Two things distinguish this deal from the wider Dubai off-plan market.

First, the demand base already exists. Most off-plan projects in Dubai are priced on the assumption that infrastructure will arrive: a metro extension, a retail strip, a critical mass of residents. Bluewaters Island has none of those dependencies. The tourist draw is live and managed. For a short-term rental strategy, that is the closest thing to underwritten demand available in Dubai's off-plan market today.

Second, supply is capped. The island has no vacant land remaining. Bluewaters Bay adds residential inventory to a fixed-supply location, which is the underlying logic of most premium real estate and genuinely rare in a city that can always build further into the desert. Scarcity here is structural, not manufactured.

What to Watch

The service charge deserves scrutiny. Island maintenance is inherently more expensive than a standard tower, and AED 25 per square foot reflects that. Investors should request the projected service charge schedule for their specific unit size and calculate net yield precisely before signing.

The price point also concentrates buyers in competition with other short-term rental operators on the same island. Bluewaters is not a large island, and if the residential mix skews heavily toward holiday lets, nightly rate compression is a real possibility during off-peak periods. The tourism draw is consistent, but the Dubai short-stay market is competitive and seasonally variable.

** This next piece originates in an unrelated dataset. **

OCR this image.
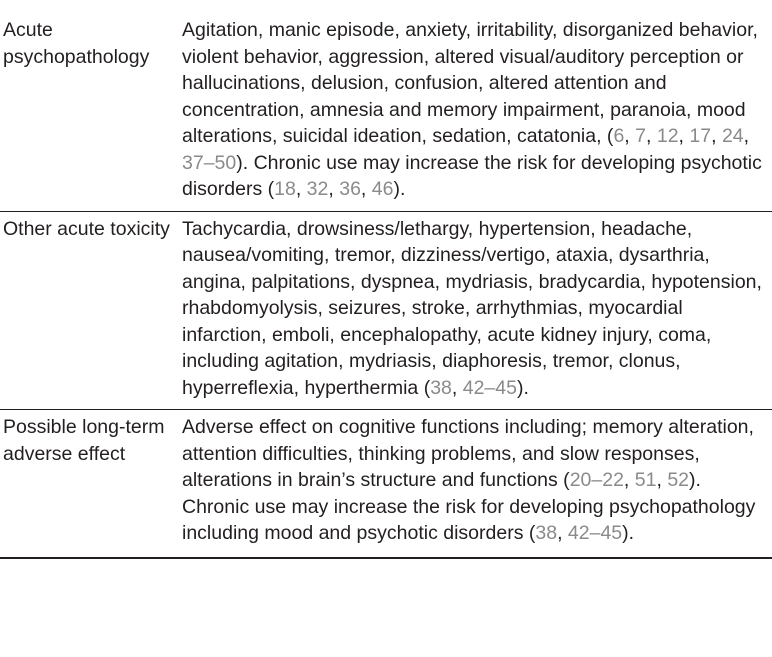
Acute psychopathology	Agitation, manic episode, anxiety, irritability, disorganized behavior, violent behavior, aggression, altered visual/auditory perception or hallucinations, delusion, confusion, altered attention and concentration, amnesia and memory impairment, paranoia, mood alterations, suicidal ideation, sedation, catatonia, (6, 7, 12, 17, 24, 37–50). Chronic use may increase the risk for developing psychotic disorders (18, 32, 36, 46).
Other acute toxicity	Tachycardia, drowsiness/lethargy, hypertension, headache, nausea/vomiting, tremor, dizziness/vertigo, ataxia, dysarthria, angina, palpitations, dyspnea, mydriasis, bradycardia, hypotension, rhabdomyolysis, seizures, stroke, arrhythmias, myocardial infarction, emboli, encephalopathy, acute kidney injury, coma, including agitation, mydriasis, diaphoresis, tremor, clonus, hyperreflexia, hyperthermia (38, 42–45).
Possible long-term adverse effect	Adverse effect on cognitive functions including; memory alteration, attention difficulties, thinking problems, and slow responses, alterations in brain’s structure and functions (20–22, 51, 52). Chronic use may increase the risk for developing psychopathology including mood and psychotic disorders (38, 42–45).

Finally, the 80% payment during construction means significant capital is deployed before a single dirham of rental income arrives. Investors should not underestimate the cash-flow gap between now and the first occupied tenancy in late 2027.

Bottom Line

This is for income-focused investors who want Dubai exposure with materially reduced location risk, are comfortable with a higher-than-average service charge, and plan to operate the unit as a managed short-term rental from handover. The combination of a fixed-supply island, live tourist infrastructure, and a credible developer makes the yield projection more defensible than most comparable Dubai off-plan numbers.

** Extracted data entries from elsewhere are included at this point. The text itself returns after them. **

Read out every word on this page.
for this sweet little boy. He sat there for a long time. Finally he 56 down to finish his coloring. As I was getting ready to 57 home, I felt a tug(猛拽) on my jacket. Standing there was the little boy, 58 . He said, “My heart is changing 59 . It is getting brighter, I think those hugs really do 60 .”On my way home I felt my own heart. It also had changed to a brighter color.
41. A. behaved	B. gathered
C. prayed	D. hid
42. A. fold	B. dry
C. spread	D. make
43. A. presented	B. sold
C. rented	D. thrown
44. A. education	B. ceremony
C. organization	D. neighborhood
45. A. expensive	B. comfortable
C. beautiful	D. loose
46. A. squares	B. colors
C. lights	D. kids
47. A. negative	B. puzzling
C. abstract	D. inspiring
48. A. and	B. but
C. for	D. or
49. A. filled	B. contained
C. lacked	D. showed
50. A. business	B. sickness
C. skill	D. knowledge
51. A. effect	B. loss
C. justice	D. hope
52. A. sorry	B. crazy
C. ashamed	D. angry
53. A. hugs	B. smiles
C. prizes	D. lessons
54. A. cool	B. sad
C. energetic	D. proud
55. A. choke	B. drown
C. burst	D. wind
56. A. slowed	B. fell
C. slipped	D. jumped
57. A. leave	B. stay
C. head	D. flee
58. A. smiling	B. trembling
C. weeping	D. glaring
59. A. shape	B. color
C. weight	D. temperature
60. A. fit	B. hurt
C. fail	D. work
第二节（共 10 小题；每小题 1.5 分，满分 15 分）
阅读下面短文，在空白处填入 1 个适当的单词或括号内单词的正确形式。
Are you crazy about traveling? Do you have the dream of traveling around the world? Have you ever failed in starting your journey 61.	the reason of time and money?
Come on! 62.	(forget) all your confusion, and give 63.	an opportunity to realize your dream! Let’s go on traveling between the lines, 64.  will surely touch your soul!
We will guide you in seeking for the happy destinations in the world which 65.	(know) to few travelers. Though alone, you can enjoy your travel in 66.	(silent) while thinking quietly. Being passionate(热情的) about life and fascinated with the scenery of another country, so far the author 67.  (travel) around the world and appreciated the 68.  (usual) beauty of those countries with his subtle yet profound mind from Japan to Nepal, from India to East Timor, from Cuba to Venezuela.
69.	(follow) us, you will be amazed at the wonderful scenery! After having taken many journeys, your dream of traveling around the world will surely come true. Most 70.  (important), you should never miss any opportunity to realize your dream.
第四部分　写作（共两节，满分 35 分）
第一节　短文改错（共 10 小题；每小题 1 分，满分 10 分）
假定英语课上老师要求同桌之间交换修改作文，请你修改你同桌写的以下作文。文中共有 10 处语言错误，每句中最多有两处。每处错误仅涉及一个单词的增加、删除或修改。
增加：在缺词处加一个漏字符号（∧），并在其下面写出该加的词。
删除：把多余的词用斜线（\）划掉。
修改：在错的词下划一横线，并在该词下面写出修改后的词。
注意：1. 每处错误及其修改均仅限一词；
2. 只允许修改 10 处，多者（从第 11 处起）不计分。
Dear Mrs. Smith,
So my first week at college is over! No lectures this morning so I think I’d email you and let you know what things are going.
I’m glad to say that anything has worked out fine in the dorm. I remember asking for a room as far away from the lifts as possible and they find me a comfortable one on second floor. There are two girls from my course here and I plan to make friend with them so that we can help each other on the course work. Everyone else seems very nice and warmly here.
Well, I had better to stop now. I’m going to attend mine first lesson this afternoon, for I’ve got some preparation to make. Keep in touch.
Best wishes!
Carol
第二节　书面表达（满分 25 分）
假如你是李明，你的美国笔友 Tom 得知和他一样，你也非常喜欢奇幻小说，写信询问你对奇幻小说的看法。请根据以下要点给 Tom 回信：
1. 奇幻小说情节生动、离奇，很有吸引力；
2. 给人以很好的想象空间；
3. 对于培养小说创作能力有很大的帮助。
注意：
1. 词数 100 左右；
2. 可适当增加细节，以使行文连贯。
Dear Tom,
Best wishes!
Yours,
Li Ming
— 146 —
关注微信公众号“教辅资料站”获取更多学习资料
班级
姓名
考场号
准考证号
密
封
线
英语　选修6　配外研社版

Pass if you are primarily chasing capital appreciation, need a net yield above 6% to justify the entry cost, or are not prepared to actively manage a short-stay rental operation. The island is proven. The returns, net of carrying costs, require careful modelling before the headline number earns your trust.

Data sourced from OffPlan. ROI projections are developer-estimated and not guaranteed. This is not financial advice.